A $23,000 miniature home is up for sale in Redfern this weekend
By ROBBIE MASON
An eco-friendly trailer home, styled a “Tiny House”, is going to auction this Sunday at the inaugural Festival of Repair in Redfern, as Sydneysiders rush to find cheaper, more environmentally-sustainable, living options. Bidding will start at $23,000.
The green DIY festival at 107 Projects in Redfern, supported by the City of Sydney Council and organised by the Bower Reuse & Repair Centre, will feature a market on Saturday, workshops and demonstrations from repair experts and an art exhibition. There will also be an Antiques Roadshow style opportunity where an expert antiques and jewellery valuer, John Swanton, will assess precious items. Attendees can learn how to repair clothes, appliances, furniture and glassware at the Festival of Repair.
The “Tiny House” up for sale on Sunday was built from reclaimed materials by students and instructors at Bower’s Build A Tiny House course in July. The online auction is already live and will remain open until 6 PM on Sunday.
The Bower is the sole organisation in Australia to building these increasingly-popular, miniature, self-contained homes on wheels out of reused and refurbished materials.
Experts have suggested that eco-friendly alternative trailer homes could be a solution to Sydney’s housing crisis, even homelessness, and local councils in Australia are beginning to explore the phenomenon as a housing option although few currently use them as primary living quarters.

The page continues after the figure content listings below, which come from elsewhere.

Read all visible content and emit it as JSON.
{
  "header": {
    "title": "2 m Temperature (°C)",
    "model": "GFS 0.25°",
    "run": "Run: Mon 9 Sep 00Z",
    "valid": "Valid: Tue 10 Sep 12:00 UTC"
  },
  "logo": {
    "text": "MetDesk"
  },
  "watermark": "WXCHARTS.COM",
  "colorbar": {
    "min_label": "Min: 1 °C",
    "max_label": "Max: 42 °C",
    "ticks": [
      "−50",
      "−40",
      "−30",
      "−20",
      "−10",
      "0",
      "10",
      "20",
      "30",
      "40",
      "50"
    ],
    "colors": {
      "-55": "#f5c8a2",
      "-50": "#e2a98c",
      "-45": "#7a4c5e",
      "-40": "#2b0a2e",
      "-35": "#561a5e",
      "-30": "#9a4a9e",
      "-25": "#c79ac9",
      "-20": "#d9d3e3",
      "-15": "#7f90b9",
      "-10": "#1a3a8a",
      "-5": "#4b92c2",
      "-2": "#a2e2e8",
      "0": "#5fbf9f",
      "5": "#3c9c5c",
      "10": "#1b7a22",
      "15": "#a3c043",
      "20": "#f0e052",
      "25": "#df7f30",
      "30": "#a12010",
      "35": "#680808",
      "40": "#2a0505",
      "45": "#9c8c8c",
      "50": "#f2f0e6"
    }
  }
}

The Bower’s training course reflects deepening interest in Sydney’s inner city in sustainable living. In 2019, for example, Sustainable Sharehouse transformed from an online directory on sustainable living into a real physical space and community hub in Marrickville. Following the demolition of the original Marrickville quarters, the co-living space has found refuge in a former church in Petersham. It is now renamed Greenhouse Studios.
Bower General Manager Michelle Sheather said the festival is “a clever way to save money and protect the environment from too much good stuff going to landfill.”
“We’re finding growing interest in learning how to repair things so this weekend we are running as many Repair Demonstrations and Repair Cafés as we can fit in –for electronic goods, furniture, clothing, bikes and even glassware and musical instruments,” said Sheather.
At the festival launch on Wednesday last week, 9 August, City of Sydney Councillor Adam Worling said, “this inspiring festival is beyond needed. It will help to replace our throw-away culture with a hands-on culture of repair.”
“More than half of our household and commercial waste goes to landfill. But data shows that by 2034, there will be no capacity at existing landfill sites in NSW. This is not acceptable, and we need to work together, with businesses like The Bower, and our well-intentioned community members, to change bad habits.”